The feeling from the SEO community also seems to be mostly positive with the update having a good impact on their rankings, as more spam is drowned out of the SERPS.
Not only did Google roll out the Penguin update last week, they also confirmed their Panda and EMD updates at the end of September. According to SEOmoz, the EMD (Exact-Match Domain) update reduced the presence of EMDs in their data set by 10%. This has been a much anticipated update for a few years really, as it’s always been suspected that the tactic of ‘cleverly’ buying an exact-match domain (for example – “www.websitedesigncoventry.co.uk”) would be viewed as a spam technique. Again, another positive move towards rewarding the sites that use ‘white hat’ techniques.

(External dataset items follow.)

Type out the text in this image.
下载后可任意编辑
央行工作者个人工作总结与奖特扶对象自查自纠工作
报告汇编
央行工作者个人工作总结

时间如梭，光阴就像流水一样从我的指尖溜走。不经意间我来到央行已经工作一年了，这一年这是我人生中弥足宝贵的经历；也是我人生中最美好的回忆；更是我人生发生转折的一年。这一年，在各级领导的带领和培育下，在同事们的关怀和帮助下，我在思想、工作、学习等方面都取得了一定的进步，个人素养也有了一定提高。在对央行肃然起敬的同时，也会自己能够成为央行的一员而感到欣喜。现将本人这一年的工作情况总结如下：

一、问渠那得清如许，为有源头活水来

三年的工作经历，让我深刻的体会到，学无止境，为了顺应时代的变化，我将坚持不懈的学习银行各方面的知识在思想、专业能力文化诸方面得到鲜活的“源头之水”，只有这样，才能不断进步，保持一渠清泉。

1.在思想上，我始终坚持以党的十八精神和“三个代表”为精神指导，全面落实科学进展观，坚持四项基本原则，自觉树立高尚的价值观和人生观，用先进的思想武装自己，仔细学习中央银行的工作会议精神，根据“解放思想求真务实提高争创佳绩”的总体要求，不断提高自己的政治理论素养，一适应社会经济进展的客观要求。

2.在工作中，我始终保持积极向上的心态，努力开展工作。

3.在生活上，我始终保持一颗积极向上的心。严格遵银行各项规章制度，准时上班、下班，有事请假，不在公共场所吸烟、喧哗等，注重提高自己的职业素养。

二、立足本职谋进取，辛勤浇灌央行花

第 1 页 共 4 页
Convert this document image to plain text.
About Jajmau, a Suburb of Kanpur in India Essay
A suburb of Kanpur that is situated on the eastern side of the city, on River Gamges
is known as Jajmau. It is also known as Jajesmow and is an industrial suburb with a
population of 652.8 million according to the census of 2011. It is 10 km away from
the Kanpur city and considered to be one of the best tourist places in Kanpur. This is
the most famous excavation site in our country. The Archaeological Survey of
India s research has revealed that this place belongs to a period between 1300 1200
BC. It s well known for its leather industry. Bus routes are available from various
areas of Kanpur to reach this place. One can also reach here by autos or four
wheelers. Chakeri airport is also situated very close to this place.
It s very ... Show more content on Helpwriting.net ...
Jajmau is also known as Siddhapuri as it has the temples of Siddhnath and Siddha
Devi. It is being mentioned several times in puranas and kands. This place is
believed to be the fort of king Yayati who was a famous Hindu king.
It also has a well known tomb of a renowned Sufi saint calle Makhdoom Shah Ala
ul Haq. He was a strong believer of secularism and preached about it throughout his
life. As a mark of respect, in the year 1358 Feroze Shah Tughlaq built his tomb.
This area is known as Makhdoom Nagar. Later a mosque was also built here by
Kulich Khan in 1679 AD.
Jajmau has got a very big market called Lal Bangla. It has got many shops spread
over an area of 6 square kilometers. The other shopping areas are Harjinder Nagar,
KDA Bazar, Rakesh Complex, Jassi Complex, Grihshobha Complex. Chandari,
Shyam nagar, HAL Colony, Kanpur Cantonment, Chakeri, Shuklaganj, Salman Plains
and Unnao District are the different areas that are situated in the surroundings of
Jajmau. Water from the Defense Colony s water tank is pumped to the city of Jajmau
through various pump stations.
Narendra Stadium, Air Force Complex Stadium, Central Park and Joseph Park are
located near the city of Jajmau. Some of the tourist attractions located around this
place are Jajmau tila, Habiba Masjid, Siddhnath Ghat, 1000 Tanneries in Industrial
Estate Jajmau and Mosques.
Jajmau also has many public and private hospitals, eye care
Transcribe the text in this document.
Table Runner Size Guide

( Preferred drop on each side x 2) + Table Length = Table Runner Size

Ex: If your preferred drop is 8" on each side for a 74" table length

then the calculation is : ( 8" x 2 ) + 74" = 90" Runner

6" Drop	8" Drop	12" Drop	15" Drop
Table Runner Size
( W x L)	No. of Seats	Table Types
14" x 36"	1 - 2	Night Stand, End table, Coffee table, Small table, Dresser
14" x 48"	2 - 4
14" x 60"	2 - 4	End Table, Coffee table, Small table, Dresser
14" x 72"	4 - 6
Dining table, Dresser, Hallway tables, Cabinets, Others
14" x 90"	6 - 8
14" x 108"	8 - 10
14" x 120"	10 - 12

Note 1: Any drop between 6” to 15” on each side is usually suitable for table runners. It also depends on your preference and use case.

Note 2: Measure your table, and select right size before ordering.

But is this the calm before the storm?
The Penguin update last week also came along with an update to Google’s Webmaster Guidelines, which may indicate that more big changes to the algorithm are on their way. Changes to the Guidelines included revising the link schemes page, which ties in with the Penguin updates targeting sites with high levels of poor quality links and keyword-rich anchor text links used to manipulate PageRank.
So what’s next?
It’s safe to say that Google will continue to roll out webspam updates in order to, in their words, “reward high-quality sites” but when and what? At HeadRed, we like to stay on our toes and be prepared for whatever Google has to throw at us so we’re armed with our brollies for something to happen again this month.
Let’s hope that Google does deliver in ‘rewarding high-quality sites’ more than ruining businesses and we’ll all be singing in the rain while black-hats battle it out with black and white zoo animals. We advise those with dirty backlink profiles to attempt to clean up the muck before they get penalised for excessively breaking the rules.